Nivel 3: Experiencias reales de contacto

Las investigaciones sociales muestran que los prejuicios disminuyen cuando existen relaciones significativas entre grupos diferentes.

Por ello la iglesia debe fomentar:
programas misioneros interculturales;
grupos pequeños diversos;
proyectos comunitarios conjuntos;
equipos ministeriales mixtos.

Las relaciones transforman más que los discursos.

Nivel 4: Liderazgo representativo

Este punto es crucial.
La iglesia debe evitar dos extremos:

Extremo A
Nombrar líderes únicamente para cumplir cuotas.
Esto genera resentimiento.

Extremo B
Ignorar completamente la diversidad.
Esto perpetúa exclusiones históricas.

La mejor alternativa es desarrollar activamente líderes diversos y evaluar a todos mediante criterios espirituales y ministeriales objetivos.

Nivel 5: Espiritualidad del Reino

El cambio más profundo ocurre cuando la identidad principal deja de ser racial o social y pasa a ser cristológica.

El Nuevo Testamento no elimina:
judíos;
griegos;
romanos.

Pero sí enseña que existe una identidad superior:
"Todos vosotros sois uno en Cristo Jesús" (Gálatas 3:28).

La pregunta fundamental deja de ser: "¿De qué grupo eres?"
y pasa a ser: "¿A quién perteneces?"

7. Una postura madura y realista

Una postura verdaderamente adventista debería evitar tres errores.

Error 1: Negar el problema
Decir que el racismo no existe.
Sí existe.
Incluso dentro de la iglesia.

Error 2: Ideologizar el problema
Reducir toda diferencia a opresión estructural.
Esto tampoco refleja la complejidad humana ni la enseñanza bíblica.

Error 3: Esperar una solución inmediata
La historia bíblica demuestra que la transformación profunda es progresiva.
La iglesia apostólica tardó décadas en superar tensiones entre judíos y gentiles.

Conclusión

La respuesta adventista al racismo debe ser escatológica, cristocéntrica y misionera
Escatológica, porque la visión final de Dios es una multitud de "toda nación, tribu, lengua y pueblo"; 
Cristocéntrica, porque la identidad suprema del creyente es Cristo; y 
Misionera, porque la diversidad reconciliada constituye uno de los testimonios más poderosos del evangelio.

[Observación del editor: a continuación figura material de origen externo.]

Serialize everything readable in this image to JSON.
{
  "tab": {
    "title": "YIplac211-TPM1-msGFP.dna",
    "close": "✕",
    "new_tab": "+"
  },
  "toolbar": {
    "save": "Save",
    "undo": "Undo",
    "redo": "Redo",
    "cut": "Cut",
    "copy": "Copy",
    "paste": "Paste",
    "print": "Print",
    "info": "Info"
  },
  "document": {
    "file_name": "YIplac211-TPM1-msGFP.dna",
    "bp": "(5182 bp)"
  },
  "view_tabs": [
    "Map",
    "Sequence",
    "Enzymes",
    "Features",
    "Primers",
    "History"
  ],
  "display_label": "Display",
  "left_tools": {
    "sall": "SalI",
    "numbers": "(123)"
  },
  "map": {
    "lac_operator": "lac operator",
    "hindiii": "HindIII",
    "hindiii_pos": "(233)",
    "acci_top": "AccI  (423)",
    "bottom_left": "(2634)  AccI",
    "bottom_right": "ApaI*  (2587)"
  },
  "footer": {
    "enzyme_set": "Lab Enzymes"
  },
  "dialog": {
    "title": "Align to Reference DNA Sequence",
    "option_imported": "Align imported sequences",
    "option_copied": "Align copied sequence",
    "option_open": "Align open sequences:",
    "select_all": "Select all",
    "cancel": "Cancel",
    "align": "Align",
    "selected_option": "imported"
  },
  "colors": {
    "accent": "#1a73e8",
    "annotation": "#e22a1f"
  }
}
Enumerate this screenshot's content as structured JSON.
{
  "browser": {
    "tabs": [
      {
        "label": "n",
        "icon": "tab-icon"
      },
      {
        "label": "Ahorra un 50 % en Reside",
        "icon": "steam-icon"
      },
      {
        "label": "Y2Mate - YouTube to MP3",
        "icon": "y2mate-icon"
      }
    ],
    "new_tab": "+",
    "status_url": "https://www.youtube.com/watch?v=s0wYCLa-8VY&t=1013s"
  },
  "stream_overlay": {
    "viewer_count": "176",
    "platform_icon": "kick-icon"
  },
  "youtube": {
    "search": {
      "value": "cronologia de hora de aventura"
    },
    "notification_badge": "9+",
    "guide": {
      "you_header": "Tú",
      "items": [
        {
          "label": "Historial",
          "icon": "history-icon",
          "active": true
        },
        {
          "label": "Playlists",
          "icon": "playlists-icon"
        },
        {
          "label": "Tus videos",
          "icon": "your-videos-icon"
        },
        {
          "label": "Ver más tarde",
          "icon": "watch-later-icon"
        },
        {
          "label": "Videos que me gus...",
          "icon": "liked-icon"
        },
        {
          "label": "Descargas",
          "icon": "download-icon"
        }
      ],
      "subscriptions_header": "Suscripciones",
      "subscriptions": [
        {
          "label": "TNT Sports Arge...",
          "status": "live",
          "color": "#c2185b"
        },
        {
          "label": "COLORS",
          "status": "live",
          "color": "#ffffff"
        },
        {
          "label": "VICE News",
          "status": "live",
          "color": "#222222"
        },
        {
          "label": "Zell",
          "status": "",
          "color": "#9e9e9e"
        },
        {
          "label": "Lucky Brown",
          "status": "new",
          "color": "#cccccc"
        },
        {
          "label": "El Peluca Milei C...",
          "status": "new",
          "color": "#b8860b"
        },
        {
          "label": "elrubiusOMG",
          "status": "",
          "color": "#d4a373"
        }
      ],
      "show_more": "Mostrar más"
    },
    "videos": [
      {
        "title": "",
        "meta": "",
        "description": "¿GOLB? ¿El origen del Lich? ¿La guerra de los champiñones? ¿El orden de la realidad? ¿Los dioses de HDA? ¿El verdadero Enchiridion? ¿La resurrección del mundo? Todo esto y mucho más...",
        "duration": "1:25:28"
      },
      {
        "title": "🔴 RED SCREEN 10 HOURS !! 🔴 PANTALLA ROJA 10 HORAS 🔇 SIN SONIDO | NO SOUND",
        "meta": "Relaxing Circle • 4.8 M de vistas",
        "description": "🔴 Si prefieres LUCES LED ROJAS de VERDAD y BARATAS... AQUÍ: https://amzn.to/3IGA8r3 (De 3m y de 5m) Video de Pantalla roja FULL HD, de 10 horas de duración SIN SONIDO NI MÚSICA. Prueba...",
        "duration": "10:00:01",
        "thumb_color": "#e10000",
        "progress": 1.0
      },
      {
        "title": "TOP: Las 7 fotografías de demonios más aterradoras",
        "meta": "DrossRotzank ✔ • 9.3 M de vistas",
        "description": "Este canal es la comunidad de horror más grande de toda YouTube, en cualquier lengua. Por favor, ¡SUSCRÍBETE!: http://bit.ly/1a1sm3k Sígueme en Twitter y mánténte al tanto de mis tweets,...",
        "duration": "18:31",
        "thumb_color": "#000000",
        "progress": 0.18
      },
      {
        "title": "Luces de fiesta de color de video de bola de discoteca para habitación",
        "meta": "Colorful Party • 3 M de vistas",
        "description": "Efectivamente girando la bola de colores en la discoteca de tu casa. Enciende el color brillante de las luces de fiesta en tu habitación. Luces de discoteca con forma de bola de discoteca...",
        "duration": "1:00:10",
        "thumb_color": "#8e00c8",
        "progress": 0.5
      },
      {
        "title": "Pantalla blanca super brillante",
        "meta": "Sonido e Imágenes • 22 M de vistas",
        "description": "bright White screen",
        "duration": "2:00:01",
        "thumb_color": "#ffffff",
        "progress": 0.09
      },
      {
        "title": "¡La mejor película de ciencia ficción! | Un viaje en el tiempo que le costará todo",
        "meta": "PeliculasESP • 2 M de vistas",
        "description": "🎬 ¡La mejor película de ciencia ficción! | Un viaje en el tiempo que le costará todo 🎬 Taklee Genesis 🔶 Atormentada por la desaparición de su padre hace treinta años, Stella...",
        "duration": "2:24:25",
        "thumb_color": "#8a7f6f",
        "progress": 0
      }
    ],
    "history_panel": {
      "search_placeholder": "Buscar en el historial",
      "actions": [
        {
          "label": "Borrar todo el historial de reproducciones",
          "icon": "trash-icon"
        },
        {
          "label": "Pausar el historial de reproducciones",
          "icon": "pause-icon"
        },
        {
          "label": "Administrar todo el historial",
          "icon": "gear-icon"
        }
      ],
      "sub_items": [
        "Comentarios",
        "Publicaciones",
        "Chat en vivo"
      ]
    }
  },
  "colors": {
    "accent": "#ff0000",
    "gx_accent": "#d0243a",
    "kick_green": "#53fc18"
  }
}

Probablemente nunca eliminaremos completamente los prejuicios hasta la glorificación final. Sin embargo, la misión de la iglesia no es esperar pasivamente ese día. La misión es anticipar hoy, imperfectamente pero de manera visible, la realidad del Reino venidero. Una iglesia donde un pastor indígena, afrodescendiente, mestizo, blanco, urbano o rural pueda servir con igual aceptación no porque las diferencias hayan desaparecido, sino porque Cristo ha llegado a ser más importante que ellas, representa quizás una de las evidencias más convincentes de que el evangelio realmente está transformando la cosmovisión humana.